Because of deprecated of parseSpec, I develop AvroStreamInputFormat for new interface, which supports stream ingestion for data encoded by Avro.

This PR has:

  • been self-reviewed.
  • added documentation for new or modified features or behaviors.
  • added Javadocs for most classes and all non-trivial methods. Linked related entities via Javadoc links.
  • added or updated version, license, or notice information in licenses.yaml
  • added comments explaining the "why" and the intent of the code wherever would not be obvious for an unfamiliar reader.
  • added unit tests or modified existing tests to cover new code paths, ensuring the threshold for code coverage is met.
  • added integration tests.
  • been tested in a test Druid cluster.

@bananaaggle
Copy link
Contributor Author

@clintropolis Hi, I implement AvroStreamInputFormat as I mentioned last weekend. Can you review it and help me refine it?

Copy link
Member

@clintropolis clintropolis left a comment

Choose a reason for hiding this comment

The reason will be displayed to describe this comment to others. Learn more.

code LGTM 👍

This PR needs docs added to https://github.com/apache/druid/blob/master/docs/ingestion/data-formats.md I think before it is ready to go.

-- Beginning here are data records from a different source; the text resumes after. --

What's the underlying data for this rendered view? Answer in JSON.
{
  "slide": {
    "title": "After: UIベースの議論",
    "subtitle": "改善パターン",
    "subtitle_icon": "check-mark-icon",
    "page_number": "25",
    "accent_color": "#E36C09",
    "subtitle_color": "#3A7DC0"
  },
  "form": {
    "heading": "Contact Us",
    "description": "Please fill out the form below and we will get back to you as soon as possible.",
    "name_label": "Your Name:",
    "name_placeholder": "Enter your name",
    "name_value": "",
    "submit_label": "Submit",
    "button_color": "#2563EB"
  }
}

I think it should also be relatively easy to add an integration test for this since we already have an integration test for the Parser implementation of Avro + Schema Registry. All that needs done is a new input_format directory be created in this location https://github.com/apache/druid/tree/master/integration-tests/src/test/resources/stream/data/avro_schema_registry with a new input_format.json template (using the InputFormat instead of the Parser). See JSON for example: https://github.com/apache/druid/tree/master/integration-tests/src/test/resources/stream/data/json. If this template is added, then i think it should be automatically picked up and run as part of the kafka data format integration tests.

Comment on lines 86 to 95
final AvroStreamInputFormat that = (AvroStreamInputFormat) o;
return Objects.equals(getFlattenSpec(), that.getFlattenSpec()) &&
Objects.equals(avroBytesDecoder, that.avroBytesDecoder);
}

@Override
public int hashCode()
{
return Objects.hash(getFlattenSpec(), avroBytesDecoder);
}
Copy link
Member

Choose a reason for hiding this comment

The reason will be displayed to describe this comment to others. Learn more.

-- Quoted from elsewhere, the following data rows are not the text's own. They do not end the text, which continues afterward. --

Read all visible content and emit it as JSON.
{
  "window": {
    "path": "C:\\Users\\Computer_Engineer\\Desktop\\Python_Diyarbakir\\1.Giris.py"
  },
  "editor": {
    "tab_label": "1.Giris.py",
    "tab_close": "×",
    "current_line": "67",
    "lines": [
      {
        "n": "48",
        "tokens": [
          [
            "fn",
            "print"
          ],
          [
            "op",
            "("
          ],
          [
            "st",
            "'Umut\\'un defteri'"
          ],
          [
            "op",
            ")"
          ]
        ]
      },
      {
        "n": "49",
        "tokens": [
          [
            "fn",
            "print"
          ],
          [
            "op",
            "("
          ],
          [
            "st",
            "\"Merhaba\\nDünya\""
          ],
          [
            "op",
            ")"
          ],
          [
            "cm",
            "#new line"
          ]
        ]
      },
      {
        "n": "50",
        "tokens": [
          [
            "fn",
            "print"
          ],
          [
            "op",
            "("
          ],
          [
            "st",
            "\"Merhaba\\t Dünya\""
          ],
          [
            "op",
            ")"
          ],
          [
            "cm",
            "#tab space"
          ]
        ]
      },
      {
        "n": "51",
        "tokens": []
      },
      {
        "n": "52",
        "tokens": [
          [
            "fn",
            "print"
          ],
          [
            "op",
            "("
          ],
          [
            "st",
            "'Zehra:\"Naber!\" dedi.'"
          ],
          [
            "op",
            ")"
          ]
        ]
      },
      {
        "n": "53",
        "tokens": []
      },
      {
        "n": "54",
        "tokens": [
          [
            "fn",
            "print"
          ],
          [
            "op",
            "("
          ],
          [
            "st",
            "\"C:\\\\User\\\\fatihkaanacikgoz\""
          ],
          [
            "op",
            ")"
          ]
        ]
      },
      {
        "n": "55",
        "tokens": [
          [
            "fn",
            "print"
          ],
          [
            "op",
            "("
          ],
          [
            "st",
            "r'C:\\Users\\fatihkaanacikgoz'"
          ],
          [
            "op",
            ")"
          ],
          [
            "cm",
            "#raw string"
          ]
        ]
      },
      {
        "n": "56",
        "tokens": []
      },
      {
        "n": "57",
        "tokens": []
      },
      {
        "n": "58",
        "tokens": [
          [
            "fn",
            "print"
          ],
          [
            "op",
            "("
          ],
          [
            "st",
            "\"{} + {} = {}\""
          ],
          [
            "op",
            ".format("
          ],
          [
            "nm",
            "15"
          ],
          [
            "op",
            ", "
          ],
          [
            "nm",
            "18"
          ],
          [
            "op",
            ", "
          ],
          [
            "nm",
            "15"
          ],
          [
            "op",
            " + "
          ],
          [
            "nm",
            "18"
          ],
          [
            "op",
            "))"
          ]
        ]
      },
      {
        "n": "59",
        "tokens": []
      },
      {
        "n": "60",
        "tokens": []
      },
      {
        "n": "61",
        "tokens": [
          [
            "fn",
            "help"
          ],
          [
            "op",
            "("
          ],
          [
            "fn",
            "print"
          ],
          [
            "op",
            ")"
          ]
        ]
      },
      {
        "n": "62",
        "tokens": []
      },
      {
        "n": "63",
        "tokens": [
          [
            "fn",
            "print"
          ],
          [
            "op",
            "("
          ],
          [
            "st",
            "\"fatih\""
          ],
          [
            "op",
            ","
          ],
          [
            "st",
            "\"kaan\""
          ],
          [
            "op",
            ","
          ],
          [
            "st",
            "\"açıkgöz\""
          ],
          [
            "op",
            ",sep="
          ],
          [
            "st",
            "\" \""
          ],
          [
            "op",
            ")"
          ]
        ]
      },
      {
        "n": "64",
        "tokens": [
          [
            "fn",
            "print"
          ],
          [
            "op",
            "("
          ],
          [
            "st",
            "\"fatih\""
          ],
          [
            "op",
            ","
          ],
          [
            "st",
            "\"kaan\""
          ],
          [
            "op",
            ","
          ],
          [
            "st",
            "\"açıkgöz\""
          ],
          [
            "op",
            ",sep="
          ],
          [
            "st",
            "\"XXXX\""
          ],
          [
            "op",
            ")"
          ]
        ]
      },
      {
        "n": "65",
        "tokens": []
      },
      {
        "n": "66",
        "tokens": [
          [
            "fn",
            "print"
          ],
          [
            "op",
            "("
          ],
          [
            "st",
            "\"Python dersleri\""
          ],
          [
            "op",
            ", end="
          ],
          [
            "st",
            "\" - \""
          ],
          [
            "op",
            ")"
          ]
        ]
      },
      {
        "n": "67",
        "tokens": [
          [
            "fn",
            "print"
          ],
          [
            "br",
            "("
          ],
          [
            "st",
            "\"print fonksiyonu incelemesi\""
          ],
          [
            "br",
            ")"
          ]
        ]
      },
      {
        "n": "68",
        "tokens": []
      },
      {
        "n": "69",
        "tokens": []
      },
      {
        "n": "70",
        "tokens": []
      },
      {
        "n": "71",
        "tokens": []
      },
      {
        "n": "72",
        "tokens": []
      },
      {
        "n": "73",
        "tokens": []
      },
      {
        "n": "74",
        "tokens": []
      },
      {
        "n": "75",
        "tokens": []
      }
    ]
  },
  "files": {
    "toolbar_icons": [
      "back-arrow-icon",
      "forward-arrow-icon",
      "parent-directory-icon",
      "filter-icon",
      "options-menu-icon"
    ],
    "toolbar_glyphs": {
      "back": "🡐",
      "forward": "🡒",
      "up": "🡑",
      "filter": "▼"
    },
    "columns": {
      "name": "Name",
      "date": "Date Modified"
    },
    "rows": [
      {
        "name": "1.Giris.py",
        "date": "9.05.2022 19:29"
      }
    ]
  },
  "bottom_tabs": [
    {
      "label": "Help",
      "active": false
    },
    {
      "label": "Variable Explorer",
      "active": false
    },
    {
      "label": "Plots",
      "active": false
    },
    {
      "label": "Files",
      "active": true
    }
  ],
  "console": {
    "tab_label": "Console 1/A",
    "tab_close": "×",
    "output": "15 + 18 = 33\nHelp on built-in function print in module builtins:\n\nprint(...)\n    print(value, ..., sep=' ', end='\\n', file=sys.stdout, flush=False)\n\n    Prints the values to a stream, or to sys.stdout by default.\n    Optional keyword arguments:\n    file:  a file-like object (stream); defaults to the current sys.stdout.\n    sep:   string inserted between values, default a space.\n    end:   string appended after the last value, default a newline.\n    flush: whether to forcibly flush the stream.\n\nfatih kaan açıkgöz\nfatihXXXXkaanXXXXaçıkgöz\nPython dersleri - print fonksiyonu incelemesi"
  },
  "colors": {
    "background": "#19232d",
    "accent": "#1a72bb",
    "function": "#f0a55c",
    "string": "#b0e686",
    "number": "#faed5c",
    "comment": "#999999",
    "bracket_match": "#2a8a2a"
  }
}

equality/hashcode should probably consider binaryAsString for their computations

Comment on lines 67 to 69
return CloseableIterators.withEmptyBaggage(
Iterators.singletonIterator(avroBytesDecoder.parse(ByteBuffer.wrap(IOUtils.toByteArray(source.open())
))));
Copy link
Member

Choose a reason for hiding this comment

The reason will be displayed to describe this comment to others. Learn more.

nit: strange formatting (occasionally style bot doesn't pick stuff up)

Suggested change
return CloseableIterators.withEmptyBaggage(
Iterators.singletonIterator(avroBytesDecoder.parse(ByteBuffer.wrap(IOUtils.toByteArray(source.open())
))));
return CloseableIterators.withEmptyBaggage(
Iterators.singletonIterator(avroBytesDecoder.parse(ByteBuffer.wrap(IOUtils.toByteArray(source.open()))))
);

@bananaaggle
Copy link
Contributor Author

bananaaggle commented Mar 30, 2021

code LGTM 👍

This PR needs docs added to https://github.com/apache/druid/blob/master/docs/ingestion/data-formats.md I think before it is ready to go.

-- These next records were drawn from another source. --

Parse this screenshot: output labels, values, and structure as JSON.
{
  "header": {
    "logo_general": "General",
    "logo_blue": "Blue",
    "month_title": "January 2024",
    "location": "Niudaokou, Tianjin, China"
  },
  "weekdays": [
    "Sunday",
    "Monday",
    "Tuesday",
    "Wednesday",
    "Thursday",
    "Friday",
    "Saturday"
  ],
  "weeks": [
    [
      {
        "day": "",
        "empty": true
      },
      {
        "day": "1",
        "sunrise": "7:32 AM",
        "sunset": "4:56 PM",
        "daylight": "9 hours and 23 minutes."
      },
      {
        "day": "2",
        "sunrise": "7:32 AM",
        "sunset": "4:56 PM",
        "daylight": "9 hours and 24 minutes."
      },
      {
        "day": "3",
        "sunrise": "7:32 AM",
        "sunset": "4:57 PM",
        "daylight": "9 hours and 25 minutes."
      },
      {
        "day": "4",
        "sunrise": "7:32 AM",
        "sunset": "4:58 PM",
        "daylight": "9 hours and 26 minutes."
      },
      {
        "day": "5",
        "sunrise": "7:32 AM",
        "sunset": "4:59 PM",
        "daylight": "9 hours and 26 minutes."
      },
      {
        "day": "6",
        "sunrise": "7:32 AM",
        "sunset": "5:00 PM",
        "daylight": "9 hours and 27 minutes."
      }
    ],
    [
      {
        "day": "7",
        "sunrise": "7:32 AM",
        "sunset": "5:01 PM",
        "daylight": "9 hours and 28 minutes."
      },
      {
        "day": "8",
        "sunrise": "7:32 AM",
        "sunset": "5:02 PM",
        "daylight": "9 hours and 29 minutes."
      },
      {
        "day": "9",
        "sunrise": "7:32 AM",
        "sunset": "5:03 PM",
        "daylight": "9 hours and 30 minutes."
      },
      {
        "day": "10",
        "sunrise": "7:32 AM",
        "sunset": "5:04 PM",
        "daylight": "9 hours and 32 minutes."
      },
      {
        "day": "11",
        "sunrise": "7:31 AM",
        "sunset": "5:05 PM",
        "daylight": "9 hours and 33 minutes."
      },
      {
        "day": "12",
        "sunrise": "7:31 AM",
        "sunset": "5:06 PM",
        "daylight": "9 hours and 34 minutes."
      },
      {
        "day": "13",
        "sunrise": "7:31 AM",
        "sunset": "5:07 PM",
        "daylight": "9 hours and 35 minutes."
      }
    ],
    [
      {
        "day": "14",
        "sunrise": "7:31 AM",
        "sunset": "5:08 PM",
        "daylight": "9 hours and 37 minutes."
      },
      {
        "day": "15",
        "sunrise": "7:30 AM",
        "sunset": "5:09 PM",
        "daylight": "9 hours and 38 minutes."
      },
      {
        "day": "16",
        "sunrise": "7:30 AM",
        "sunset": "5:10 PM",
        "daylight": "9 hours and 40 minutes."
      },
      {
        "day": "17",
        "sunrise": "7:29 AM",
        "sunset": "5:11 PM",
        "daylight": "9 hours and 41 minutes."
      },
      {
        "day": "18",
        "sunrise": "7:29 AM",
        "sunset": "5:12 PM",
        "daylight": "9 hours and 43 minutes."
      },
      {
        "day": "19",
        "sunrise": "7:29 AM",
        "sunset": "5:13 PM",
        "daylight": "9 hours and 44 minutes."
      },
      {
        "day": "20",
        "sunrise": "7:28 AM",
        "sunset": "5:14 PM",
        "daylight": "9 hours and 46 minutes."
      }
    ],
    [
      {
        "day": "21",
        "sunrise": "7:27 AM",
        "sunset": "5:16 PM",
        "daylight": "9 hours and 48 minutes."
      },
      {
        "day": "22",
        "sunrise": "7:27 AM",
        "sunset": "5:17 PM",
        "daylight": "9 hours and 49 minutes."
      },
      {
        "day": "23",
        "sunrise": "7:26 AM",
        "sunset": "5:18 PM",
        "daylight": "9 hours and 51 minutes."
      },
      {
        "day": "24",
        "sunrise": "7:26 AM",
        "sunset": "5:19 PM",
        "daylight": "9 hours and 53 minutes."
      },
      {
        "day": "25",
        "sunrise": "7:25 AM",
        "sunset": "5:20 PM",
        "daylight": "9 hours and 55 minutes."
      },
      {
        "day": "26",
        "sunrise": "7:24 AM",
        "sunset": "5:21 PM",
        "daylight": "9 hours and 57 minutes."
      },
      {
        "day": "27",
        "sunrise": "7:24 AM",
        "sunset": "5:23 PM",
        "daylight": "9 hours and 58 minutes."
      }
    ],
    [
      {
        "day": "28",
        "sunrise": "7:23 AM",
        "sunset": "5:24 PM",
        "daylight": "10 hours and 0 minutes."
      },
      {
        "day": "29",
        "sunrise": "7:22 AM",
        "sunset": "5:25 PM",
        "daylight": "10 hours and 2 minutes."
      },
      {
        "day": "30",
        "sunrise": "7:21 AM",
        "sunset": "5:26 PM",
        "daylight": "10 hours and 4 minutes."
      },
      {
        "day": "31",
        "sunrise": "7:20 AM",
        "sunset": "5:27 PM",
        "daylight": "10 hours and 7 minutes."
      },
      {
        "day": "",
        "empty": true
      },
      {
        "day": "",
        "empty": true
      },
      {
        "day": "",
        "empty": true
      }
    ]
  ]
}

I think it should also be relatively easy to add an integration test for this since we already have an integration test for the Parser implementation of Avro + Schema Registry. All that needs done is a new input_format directory be created in this location https://github.com/apache/druid/tree/master/integration-tests/src/test/resources/stream/data/avro_schema_registry with a new input_format.json template (using the InputFormat instead of the Parser). See JSON for example: https://github.com/apache/druid/tree/master/integration-tests/src/test/resources/stream/data/json. If this template is added, then i think it should be automatically picked up and run as part of the kafka data format integration tests.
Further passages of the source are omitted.